La travesía de Daniel Zorrilla por los laberintos fríos de Berlín en febrero ha llegado a su fin. Y, precisamente, el fin, los finales, las terminaciones, le sirven como puente de sentido para preguntarse por eso que queda, por esas cicatrices que dejan las películas en el cerebro.
El final de un viaje enfrenta siempre a la pregunta sobre el olvido. ¿Qué tantas cosas podré recordar de esta experiencia? ¿Cuánto durará la emoción? ¿De qué modo seré capaz de transmitir el eco de lo que me sucedió? Con un festival de cine parece que viene una dificultad que compartiría, quizá, con un concierto: son experiencias irrepetibles. Podría decirse que todo acontecimiento es único, que no se camina por la misma calle, que sin importar las veces que se lea un texto, o se escuche una canción, nada de esto será siempre igual.
Con las películas en un festival se comparte una sensación semejante. El cine tiene la capacidad de ser reproducido con facilidad y constancia, pero la primera visualización es un acontecimiento finito. Asistir a una película es ser consciente de la finitud. Este tipo de pensamiento lo aborda Carla Simón en sus dos largometrajes, Verano del 93 y Alcarràs, en el que los personajes, desde el principio, saben que las cosas van a acabar. Hay una fecha límite y en ambas es el verano.

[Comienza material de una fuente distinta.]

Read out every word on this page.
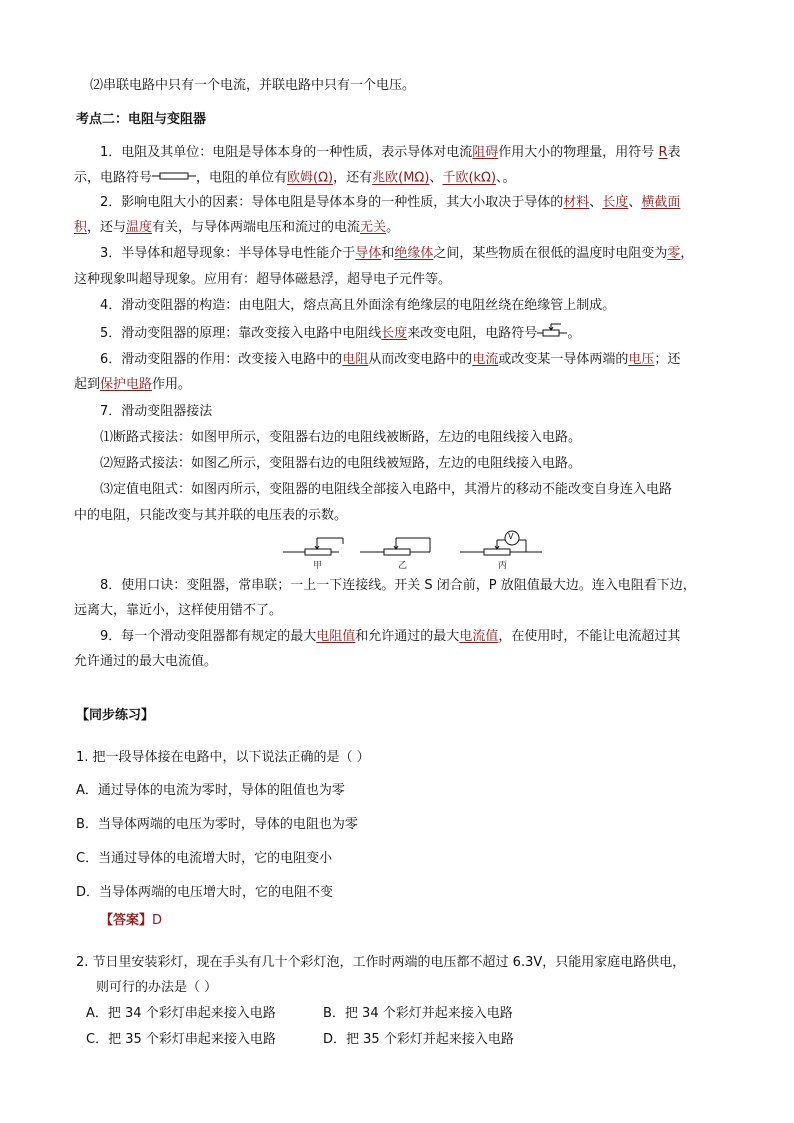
⑵串联电路中只有一个电流，并联电路中只有一个电压。
考点二：电阻与变阻器
1．电阻及其单位：电阻是导体本身的一种性质，表示导体对电流阻碍作用大小的物理量，用符号 R表
示，电路符号	，电阻的单位有欧姆(Ω)，还有兆欧(MΩ)、千欧(kΩ)、。
2．影响电阻大小的因素：导体电阻是导体本身的一种性质，其大小取决于导体的材料、长度、横截面
积，还与温度有关，与导体两端电压和流过的电流无关。
3．半导体和超导现象：半导体导电性能介于导体和绝缘体之间，某些物质在很低的温度时电阻变为零，
这种现象叫超导现象。应用有：超导体磁悬浮，超导电子元件等。
4．滑动变阻器的构造：由电阻大，熔点高且外面涂有绝缘层的电阻丝绕在绝缘管上制成。
5．滑动变阻器的原理：靠改变接入电路中电阻线长度来改变电阻，电路符号 。
6．滑动变阻器的作用：改变接入电路中的电阻从而改变电路中的电流或改变某一导体两端的电压；还
起到保护电路作用。
7．滑动变阻器接法
⑴断路式接法：如图甲所示，变阻器右边的电阻线被断路，左边的电阻线接入电路。
⑵短路式接法：如图乙所示，变阻器右边的电阻线被短路，左边的电阻线接入电路。
⑶定值电阻式：如图丙所示，变阻器的电阻线全部接入电路中，其滑片的移动不能改变自身连入电路
中的电阻，只能改变与其并联的电压表的示数。
甲	乙
V
丙
8．使用口诀：变阻器，常串联；一上一下连接线。开关 S 闭合前，P 放阻值最大边。连入电阻看下边，
远离大，靠近小，这样使用错不了。
9．每一个滑动变阻器都有规定的最大电阻值和允许通过的最大电流值，在使用时，不能让电流超过其
允许通过的最大电流值。
【同步练习】
1. 把一段导体接在电路中，以下说法正确的是（ ）
A．通过导体的电流为零时，导体的阻值也为零
B．当导体两端的电压为零时，导体的电阻也为零
C．当通过导体的电流增大时，它的电阻变小
D．当导体两端的电压增大时，它的电阻不变
【答案】D
2. 节日里安装彩灯，现在手头有几十个彩灯泡，工作时两端的电压都不超过 6.3V，只能用家庭电路供电，
则可行的办法是（ ）
A．把 34 个彩灯串起来接入电路	B．把 34 个彩灯并起来接入电路
C．把 35 个彩灯串起来接入电路	D．把 35 个彩灯并起来接入电路
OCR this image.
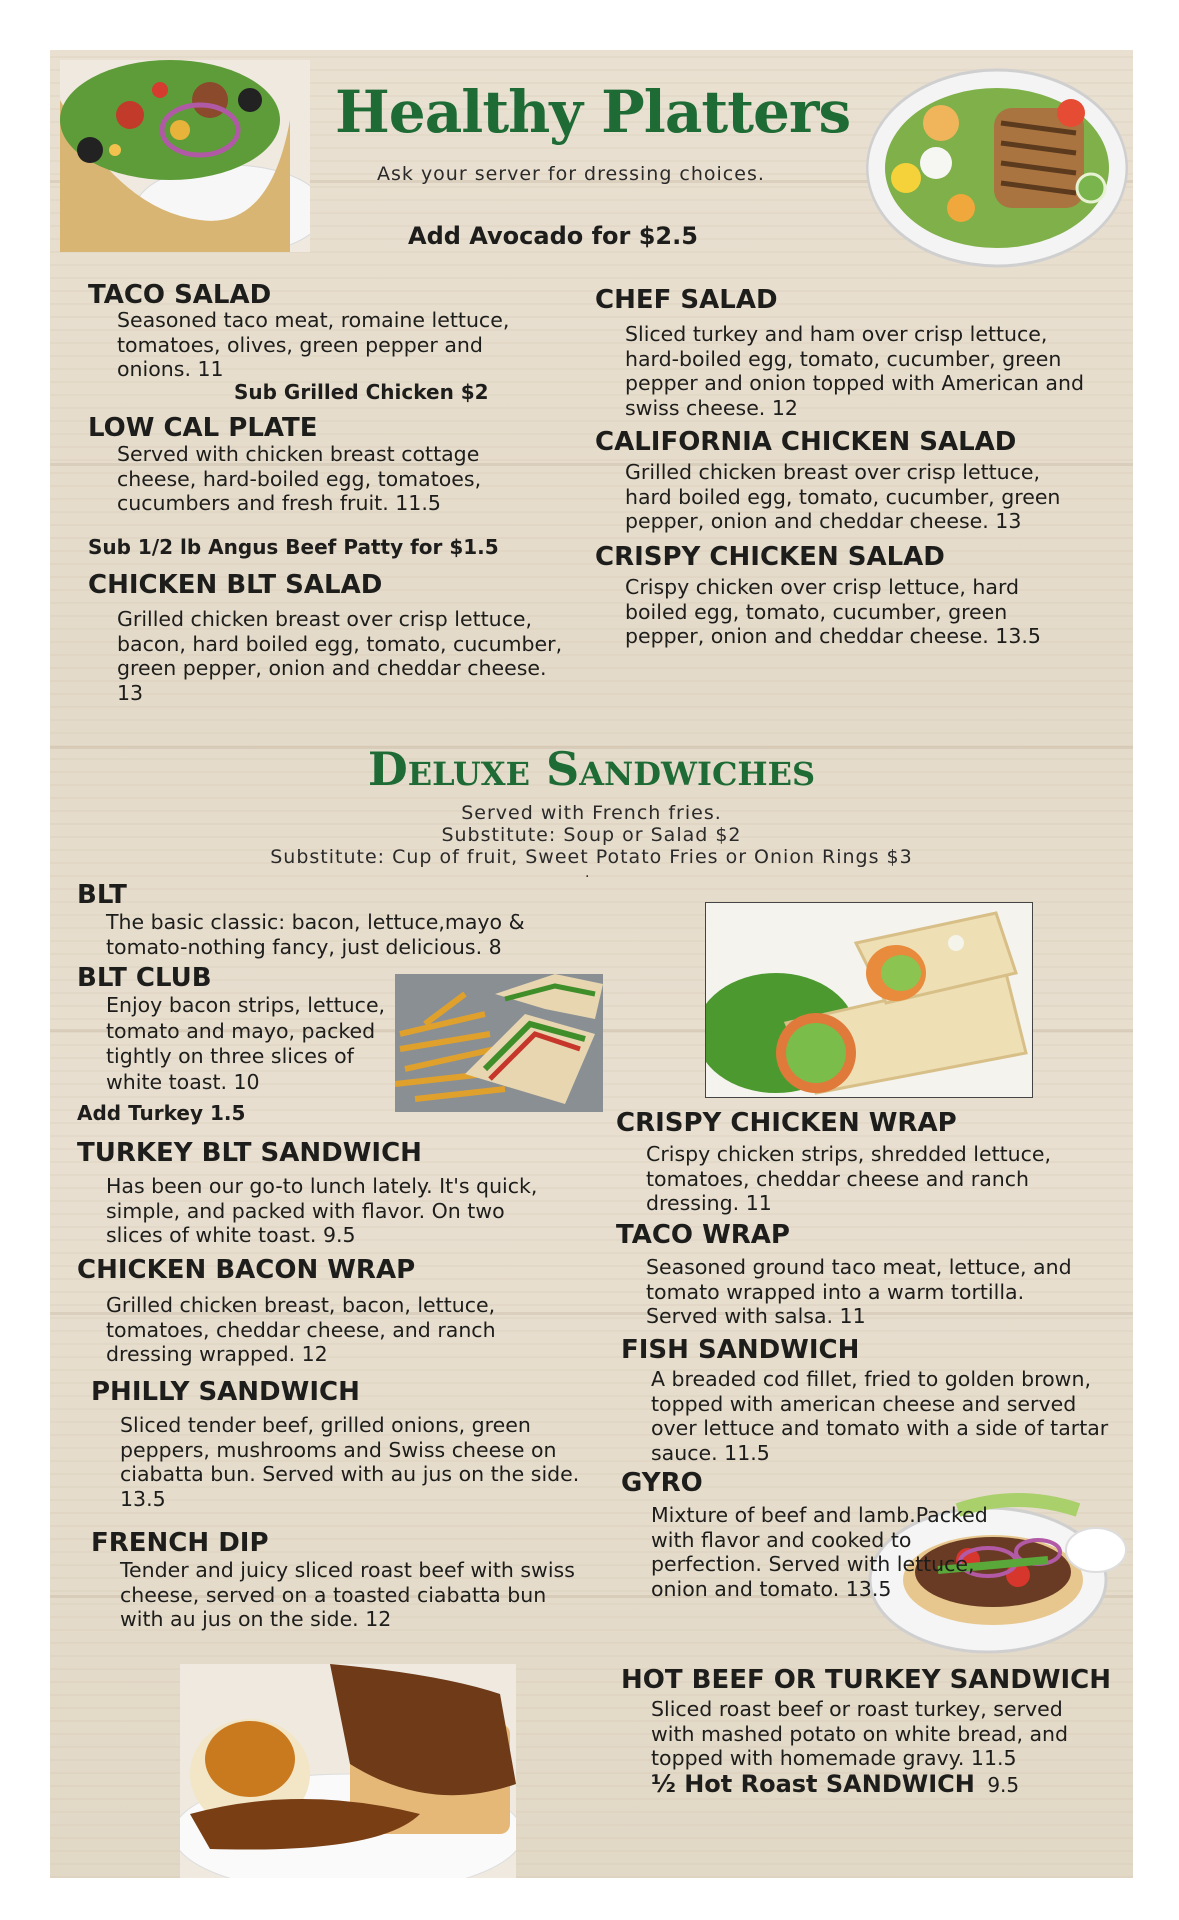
Healthy Platters
Ask your server for dressing choices.
Add Avocado for $2.5
TACO SALAD
Seasoned taco meat, romaine lettuce, tomatoes, olives, green pepper and onions. 11
Sub Grilled Chicken $2
LOW CAL PLATE
Served with chicken breast cottage cheese, hard-boiled egg, tomatoes, cucumbers and fresh fruit. 11.5
Sub 1/2 lb Angus Beef Patty for $1.5
CHICKEN BLT SALAD
Grilled chicken breast over crisp lettuce, bacon, hard boiled egg, tomato, cucumber, green pepper, onion and cheddar cheese. 13
CHEF SALAD
Sliced turkey and ham over crisp lettuce, hard-boiled egg, tomato, cucumber, green pepper and onion topped with American and swiss cheese. 12
CALIFORNIA CHICKEN SALAD
Grilled chicken breast over crisp lettuce, hard boiled egg, tomato, cucumber, green pepper, onion and cheddar cheese. 13
CRISPY CHICKEN SALAD
Crispy chicken over crisp lettuce, hard boiled egg, tomato, cucumber, green pepper, onion and cheddar cheese. 13.5
Deluxe Sandwiches
Served with French fries.
Substitute: Soup or Salad $2
Substitute: Cup of fruit, Sweet Potato Fries or Onion Rings $3
.
BLT
The basic classic: bacon, lettuce,mayo & tomato-nothing fancy, just delicious. 8
BLT CLUB
Enjoy bacon strips, lettuce, tomato and mayo, packed tightly on three slices of white toast. 10
Add Turkey 1.5
TURKEY BLT SANDWICH
Has been our go-to lunch lately. It's quick, simple, and packed with flavor. On two slices of white toast. 9.5
CHICKEN BACON WRAP
Grilled chicken breast, bacon, lettuce, tomatoes, cheddar cheese, and ranch dressing wrapped. 12
PHILLY SANDWICH
Sliced tender beef, grilled onions, green peppers, mushrooms and Swiss cheese on ciabatta bun. Served with au jus on the side. 13.5
FRENCH DIP
Tender and juicy sliced roast beef with swiss cheese, served on a toasted ciabatta bun with au jus on the side. 12
CRISPY CHICKEN WRAP
Crispy chicken strips, shredded lettuce, tomatoes, cheddar cheese and ranch dressing. 11
TACO WRAP
Seasoned ground taco meat, lettuce, and tomato wrapped into a warm tortilla. Served with salsa. 11
FISH SANDWICH
A breaded cod fillet, fried to golden brown, topped with american cheese and served over lettuce and tomato with a side of tartar sauce. 11.5
GYRO
Mixture of beef and lamb.Packed with flavor and cooked to perfection. Served with lettuce, onion and tomato. 13.5
HOT BEEF OR TURKEY SANDWICH
Sliced roast beef or roast turkey, served with mashed potato on white bread, and topped with homemade gravy. 11.5
½ Hot Roast SANDWICH 9.5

En el caso de su último largometraje, el final es el inicio del verano. Simón y su equipo se encargan de trabajar cómo las personas lidian con lo inevitable, sobre cómo trabajar con las emociones cuando sabes que el tiempo se va a agotar.
Con este texto intento fijar en palabras lo que probablemente pueda repetir, pero sin certeza absoluta. Las películas se pueden repetir, se recontextualizan. Sin embargo, hay otras que se fugan, que se escapan, que se olvidan y luego se viven como si fuera la primera vez. Para enfrentarme a lo inevitable (el final de este viaje, el final de este festival), hago mi mayor esfuerzo para fijar en el texto mis recuerdos.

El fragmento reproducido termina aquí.